Change 599798 merged by Jbond:
[operations/dns@master] theemin.codfw.wmnet: add AAAA

https://gerrit.wikimedia.org/r/599798

Change 599803 abandoned by Jbond:
mongodb: enable ipv6

Reason:
mongodb is going away as per moritz comment

https://gerrit.wikimedia.org/r/599803

tungsten.eqiad.wmnet

Currently mongodb is not listening on IPv6 however mongodb is going away so we should wait until that work has been completed

when i checked stat1008 already had a AAAA record, not sure if someone fixed it or some issue in the script?

Change 599813 had a related patch set uploaded (by Jbond; owner: John Bond):
[operations/dns@master] sretest: add AAAA records

https://gerrit.wikimedia.org/r/599813

Change 599813 merged by Jbond:
[operations/dns@master] sretest: add AAAA records

https://gerrit.wikimedia.org/r/599813

Change 599779 merged by Jbond:
[operations/dns@master] AAAA: for flerovium and furud

https://gerrit.wikimedia.org/r/599779

Change 599783 merged by Jbond:
[operations/puppet@production] profile/manifests/dumps: enable ipv6 drop ferm rule for 443

https://gerrit.wikimedia.org/r/599783

Dzahn added a subscriber: Dzahn.

tungsten has been decom'ed today. checked the box because it's gone

@jbond now that everything is in Netbox, would it make sens to have a Netbox report that shows the hosts that have a primary v4 IP and primary v6 without DNS name? Eventually grouping them by prefix (types).
Non-alerting of course.

I have rejiggered the list in the task description to cross-reference with responsible teams. @Dzahn @Volans could you fill in some gaps as to who is responsible for the ??? hosts? Thanks.

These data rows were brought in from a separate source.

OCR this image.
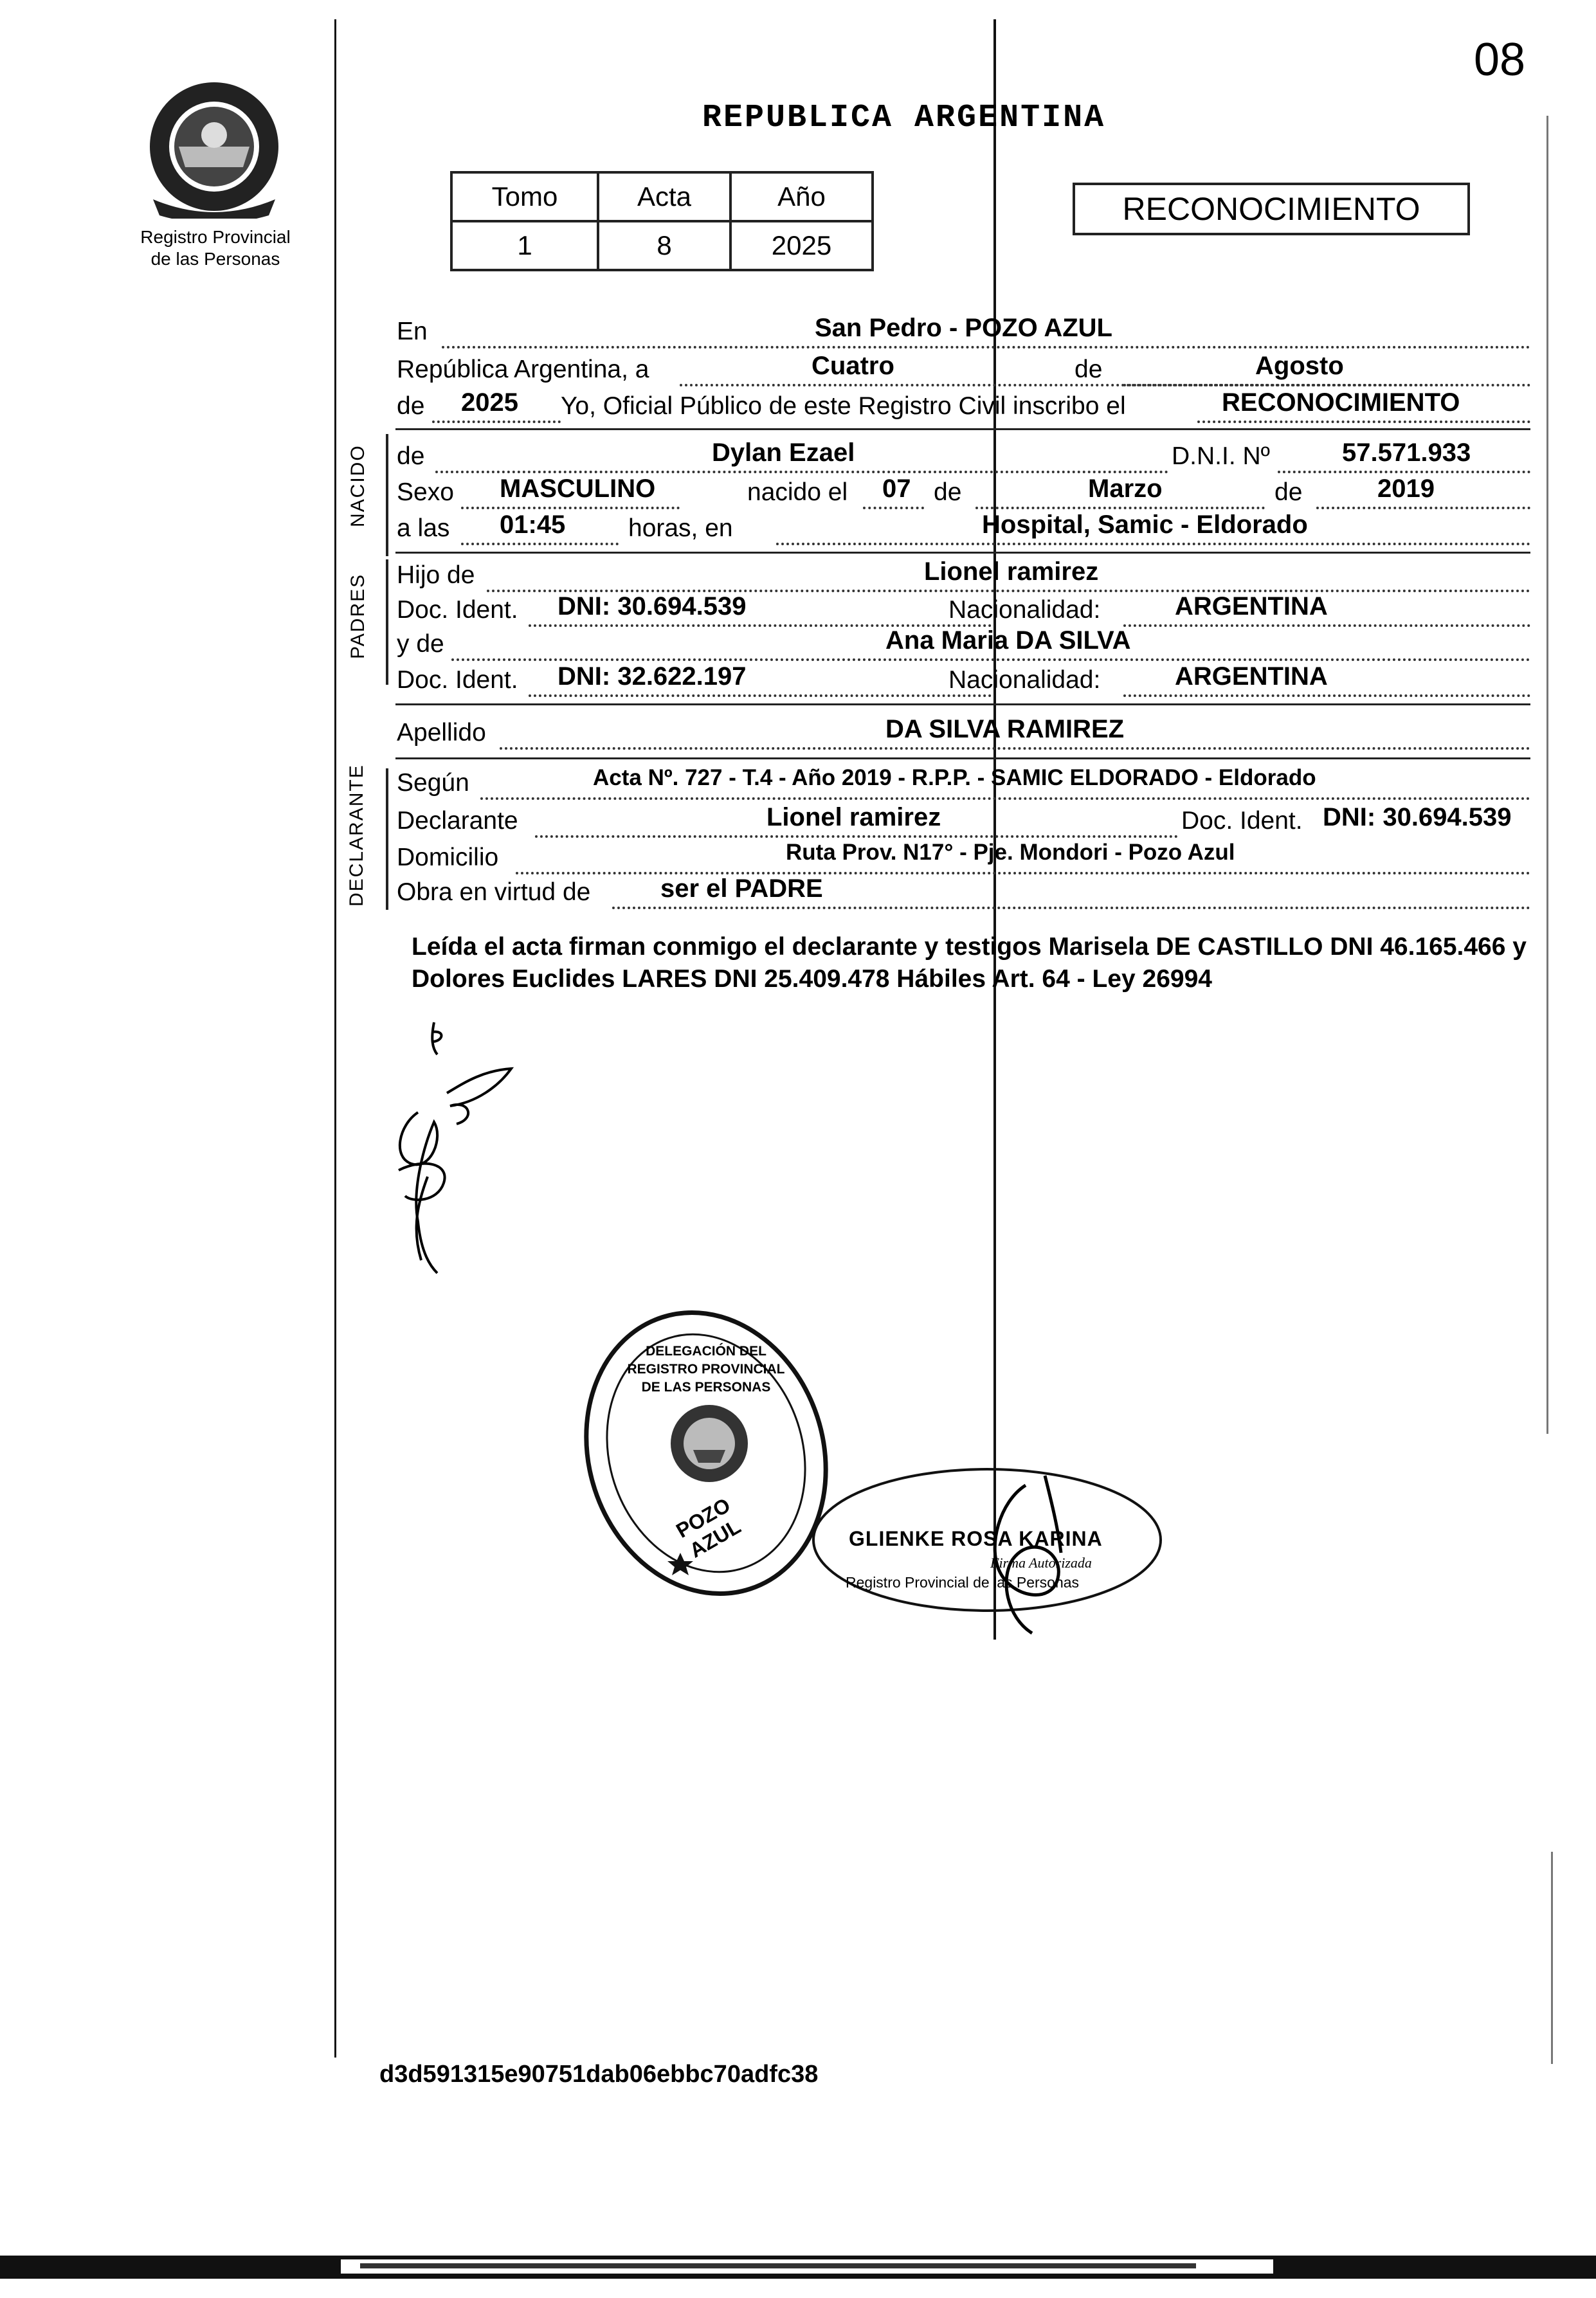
08
Registro Provincial
de las Personas
REPUBLICA ARGENTINA
Tomo	Acta	Año
1	8	2025
RECONOCIMIENTO
En	San Pedro - POZO AZUL
República Argentina, a	Cuatro	de	Agosto
de 2025 Yo, Oficial Público de este Registro Civil inscribo el	RECONOCIMIENTO
NACIDO de	Dylan Ezael	D.N.I. Nº	57.571.933
Sexo MASCULINO	nacido el 07 de	Marzo	de	2019
a las 01:45	horas, en	Hospital, Samic - Eldorado
PADRES Hijo de	Lionel ramirez
Doc. Ident. DNI: 30.694.539	Nacionalidad:	ARGENTINA
y de	Ana Maria DA SILVA
Doc. Ident. DNI: 32.622.197	Nacionalidad:	ARGENTINA
Apellido	DA SILVA RAMIREZ
DECLARANTE Según	Acta Nº. 727 - T.4 - Año 2019 - R.P.P. - SAMIC ELDORADO - Eldorado
Declarante	Lionel ramirez	Doc. Ident. DNI: 30.694.539
Domicilio	Ruta Prov. N17° - Pje. Mondori - Pozo Azul
Obra en virtud de	ser el PADRE
Leída el acta firman conmigo el declarante y testigos Marisela DE CASTILLO DNI 46.165.466 y Dolores Euclides LARES DNI 25.409.478 Hábiles Art. 64 - Ley 26994
DELEGACIÓN DEL REGISTRO PROVINCIAL DE LAS PERSONAS
POZO AZUL	GLIENKE ROSA KARINA
Firma Autorizada
Registro Provincial de las Personas
d3d591315e90751dab06ebbc70adfc38
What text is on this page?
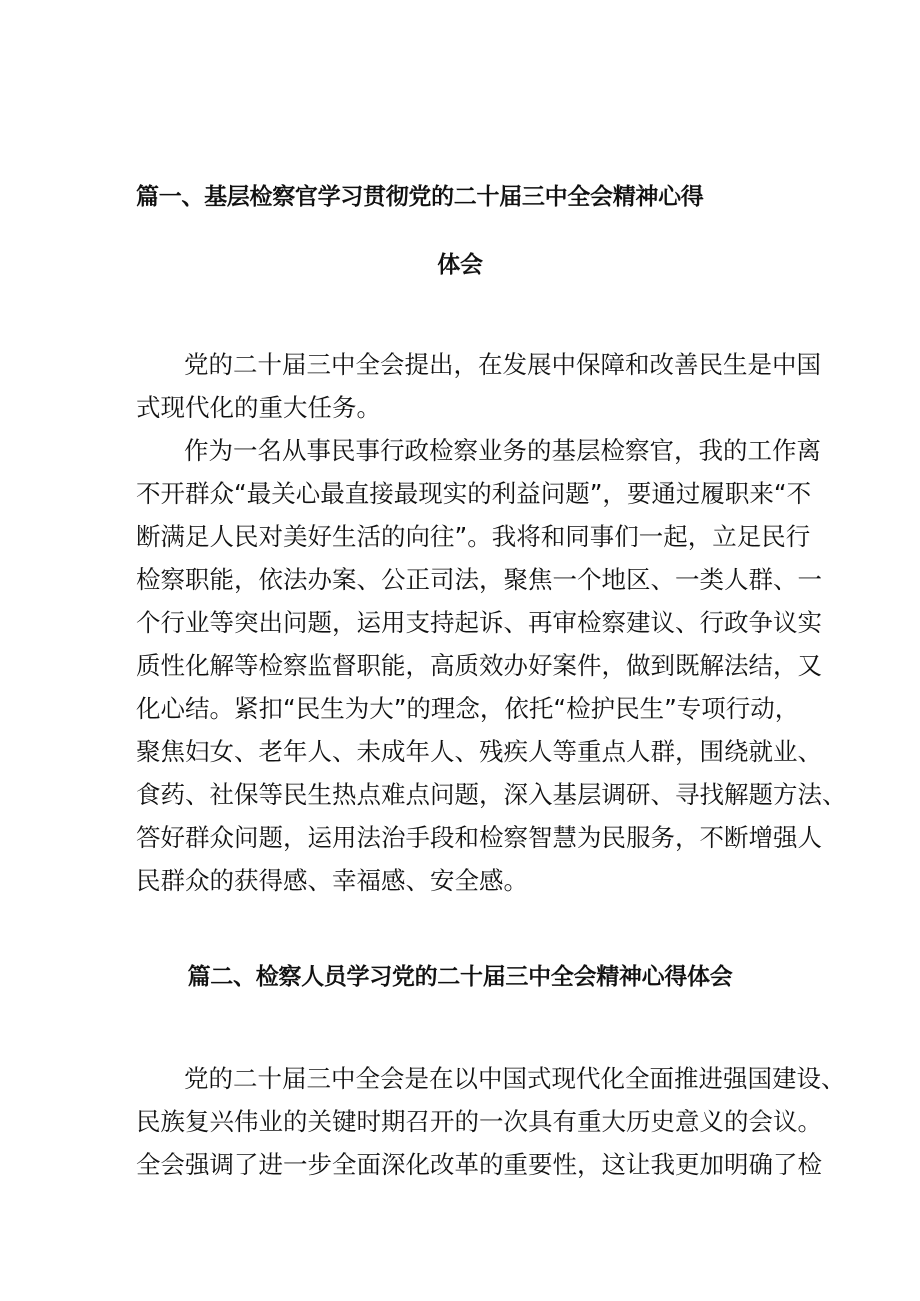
篇一、基层检察官学习贯彻党的二十届三中全会精神心得
体会
党的二十届三中全会提出，在发展中保障和改善民生是中国
式现代化的重大任务。
作为一名从事民事行政检察业务的基层检察官，我的工作离
不开群众“最关心最直接最现实的利益问题”，要通过履职来“不
断满足人民对美好生活的向往”。我将和同事们一起，立足民行
检察职能，依法办案、公正司法，聚焦一个地区、一类人群、一
个行业等突出问题，运用支持起诉、再审检察建议、行政争议实
质性化解等检察监督职能，高质效办好案件，做到既解法结，又
化心结。紧扣“民生为大”的理念，依托“检护民生”专项行动，
聚焦妇女、老年人、未成年人、残疾人等重点人群，围绕就业、
食药、社保等民生热点难点问题，深入基层调研、寻找解题方法、
答好群众问题，运用法治手段和检察智慧为民服务，不断增强人
民群众的获得感、幸福感、安全感。
篇二、检察人员学习党的二十届三中全会精神心得体会
党的二十届三中全会是在以中国式现代化全面推进强国建设、
民族复兴伟业的关键时期召开的一次具有重大历史意义的会议。
全会强调了进一步全面深化改革的重要性，这让我更加明确了检
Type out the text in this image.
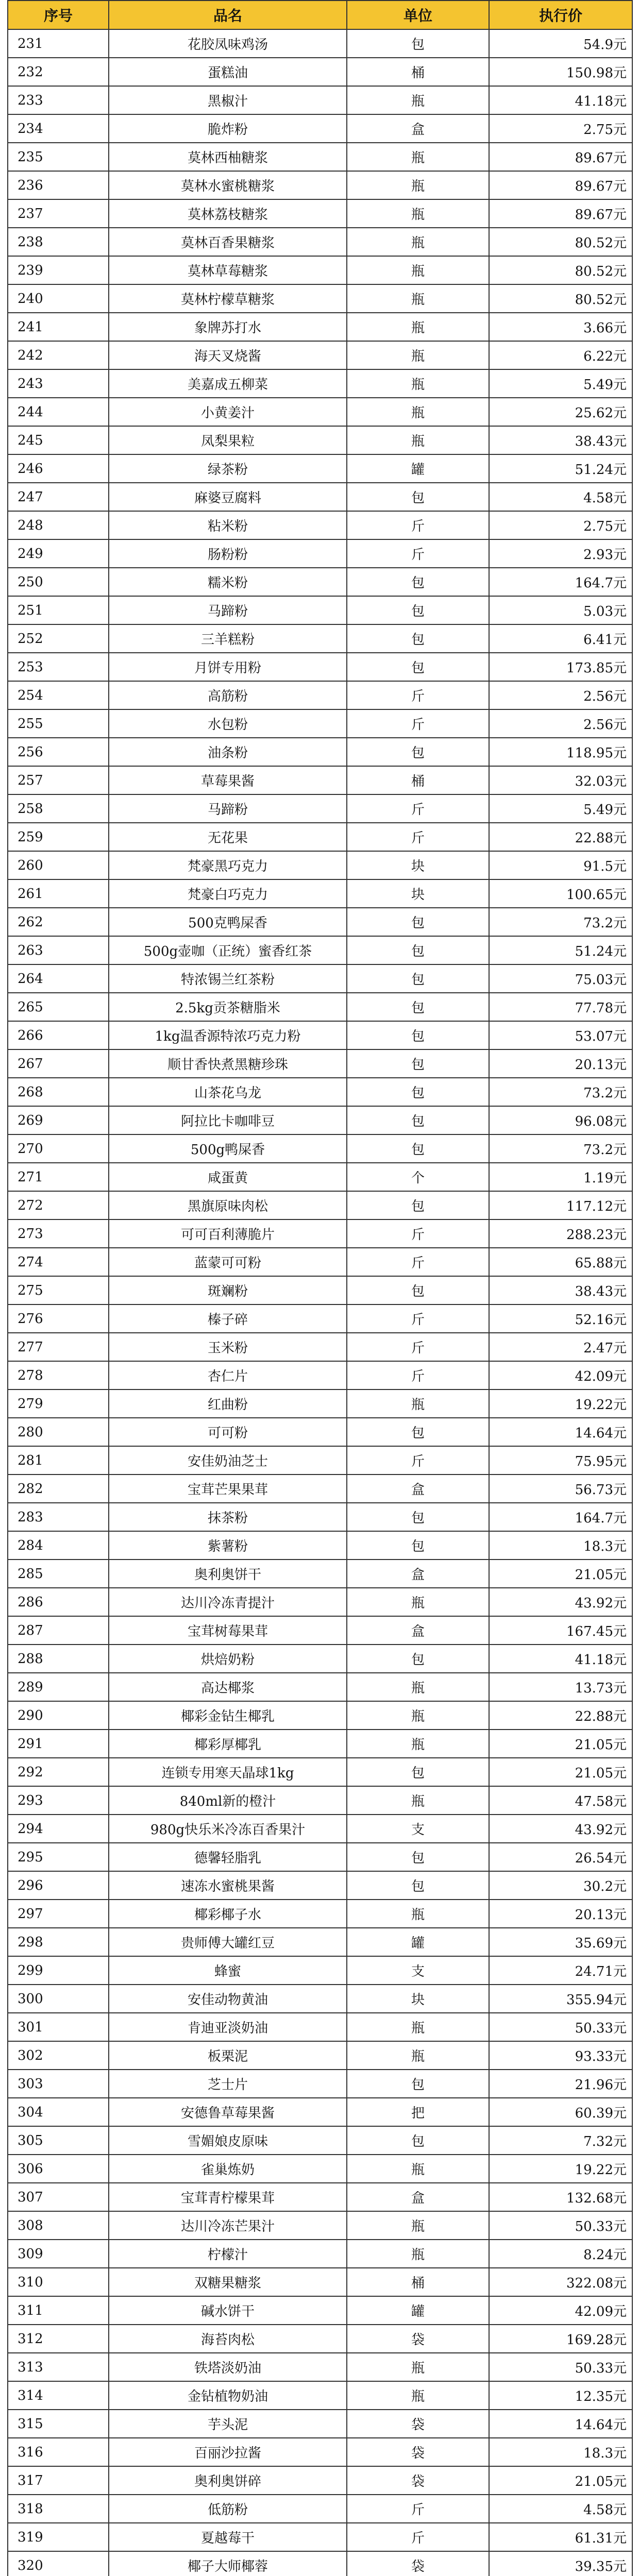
序号	品名	单位	执行价
231	花胶凤味鸡汤	包	54.9元
232	蛋糕油	桶	150.98元
233	黑椒汁	瓶	41.18元
234	脆炸粉	盒	2.75元
235	莫林西柚糖浆	瓶	89.67元
236	莫林水蜜桃糖浆	瓶	89.67元
237	莫林荔枝糖浆	瓶	89.67元
238	莫林百香果糖浆	瓶	80.52元
239	莫林草莓糖浆	瓶	80.52元
240	莫林柠檬草糖浆	瓶	80.52元
241	象牌苏打水	瓶	3.66元
242	海天叉烧酱	瓶	6.22元
243	美嘉成五柳菜	瓶	5.49元
244	小黄姜汁	瓶	25.62元
245	凤梨果粒	瓶	38.43元
246	绿茶粉	罐	51.24元
247	麻婆豆腐料	包	4.58元
248	粘米粉	斤	2.75元
249	肠粉粉	斤	2.93元
250	糯米粉	包	164.7元
251	马蹄粉	包	5.03元
252	三羊糕粉	包	6.41元
253	月饼专用粉	包	173.85元
254	高筋粉	斤	2.56元
255	水包粉	斤	2.56元
256	油条粉	包	118.95元
257	草莓果酱	桶	32.03元
258	马蹄粉	斤	5.49元
259	无花果	斤	22.88元
260	梵豪黑巧克力	块	91.5元
261	梵豪白巧克力	块	100.65元
262	500克鸭屎香	包	73.2元
263	500g壶咖（正统）蜜香红茶	包	51.24元
264	特浓锡兰红茶粉	包	75.03元
265	2.5kg贡茶糖脂米	包	77.78元
266	1kg温香源特浓巧克力粉	包	53.07元
267	顺甘香快煮黑糖珍珠	包	20.13元
268	山茶花乌龙	包	73.2元
269	阿拉比卡咖啡豆	包	96.08元
270	500g鸭屎香	包	73.2元
271	咸蛋黄	个	1.19元
272	黑旗原味肉松	包	117.12元
273	可可百利薄脆片	斤	288.23元
274	蓝蒙可可粉	斤	65.88元
275	斑斓粉	包	38.43元
276	榛子碎	斤	52.16元
277	玉米粉	斤	2.47元
278	杏仁片	斤	42.09元
279	红曲粉	瓶	19.22元
280	可可粉	包	14.64元
281	安佳奶油芝士	斤	75.95元
282	宝茸芒果果茸	盒	56.73元
283	抹茶粉	包	164.7元
284	紫薯粉	包	18.3元
285	奥利奥饼干	盒	21.05元
286	达川冷冻青提汁	瓶	43.92元
287	宝茸树莓果茸	盒	167.45元
288	烘焙奶粉	包	41.18元
289	高达椰浆	瓶	13.73元
290	椰彩金钻生椰乳	瓶	22.88元
291	椰彩厚椰乳	瓶	21.05元
292	连锁专用寒天晶球1kg	包	21.05元
293	840ml新的橙汁	瓶	47.58元
294	980g快乐米冷冻百香果汁	支	43.92元
295	德馨轻脂乳	包	26.54元
296	速冻水蜜桃果酱	包	30.2元
297	椰彩椰子水	瓶	20.13元
298	贵师傅大罐红豆	罐	35.69元
299	蜂蜜	支	24.71元
300	安佳动物黄油	块	355.94元
301	肯迪亚淡奶油	瓶	50.33元
302	板栗泥	瓶	93.33元
303	芝士片	包	21.96元
304	安德鲁草莓果酱	把	60.39元
305	雪媚娘皮原味	包	7.32元
306	雀巢炼奶	瓶	19.22元
307	宝茸青柠檬果茸	盒	132.68元
308	达川冷冻芒果汁	瓶	50.33元
309	柠檬汁	瓶	8.24元
310	双糖果糖浆	桶	322.08元
311	碱水饼干	罐	42.09元
312	海苔肉松	袋	169.28元
313	铁塔淡奶油	瓶	50.33元
314	金钻植物奶油	瓶	12.35元
315	芋头泥	袋	14.64元
316	百丽沙拉酱	袋	18.3元
317	奥利奥饼碎	袋	21.05元
318	低筋粉	斤	4.58元
319	夏越莓干	斤	61.31元
320	椰子大师椰蓉	袋	39.35元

I have gone through and checked each of the clusters and updated their status. Most have IPv6 but no DNS. Some have been fixed in the intervening time.

scandium is a testing rig for parsoid, so it can move to serviceops (where parse*/wtp* servers are it belongs as well)

heze is a backup server (offsite), so I think that would be data persistence.

maps .. <unknown value>

Can you please add the steps needed in Netbox to make it generate a DNS record for a server which handles IPv6 fine to the task description? We use enable_ip6_mapped by default for practically all servers these days. Is this just a matter of adding of setting "DNS Name" in the interface to the FQDN and running the sre.dns.netbox cookbook or is there more to it?

Is this just a matter of adding of setting "DNS Name" in the interface to the FQDN and running the sre.dns.netbox cookbook or is there more to it?

It's exactly just that. When all the data was imported from the existing DNS into netbox, the DNS Name for IPv6 that didn't have an AAAA/PTR record were skipped to make sure to generate from Netbox the same data the manual DNS repo had.

If you do that make sure that the service is correctly configured to handle traffic on v6 (listen, ferm, grants, etc...).

@jbond now that everything is in Netbox, would it make sens to have a Netbox report that shows the hosts that have a primary v4 IP and primary v6 without DNS name? Eventually grouping them by prefix (types).
Non-alerting of course.

Sorry missed this but yes i think it would

Is this just a matter of adding of setting "DNS Name" in the interface to the FQDN and running the sre.dns.netbox cookbook or is there more to it?

Just to clarify that yes this is correct however the risk is that not all services are listening on the ipv6 addresses

Since the maps servers are being replaced? I think? Perhaps we can cross them off for this project. Am I right in that this is happening?

joanna_borun changed the task status from Open to In Progress.Sep 21 2021, 4:03 PM
Volans changed the task status from In Progress to Open.Dec 6 2021, 5:37 PM
Volans moved this task from In Progress to Blocked on the Infrastructure-Foundations board.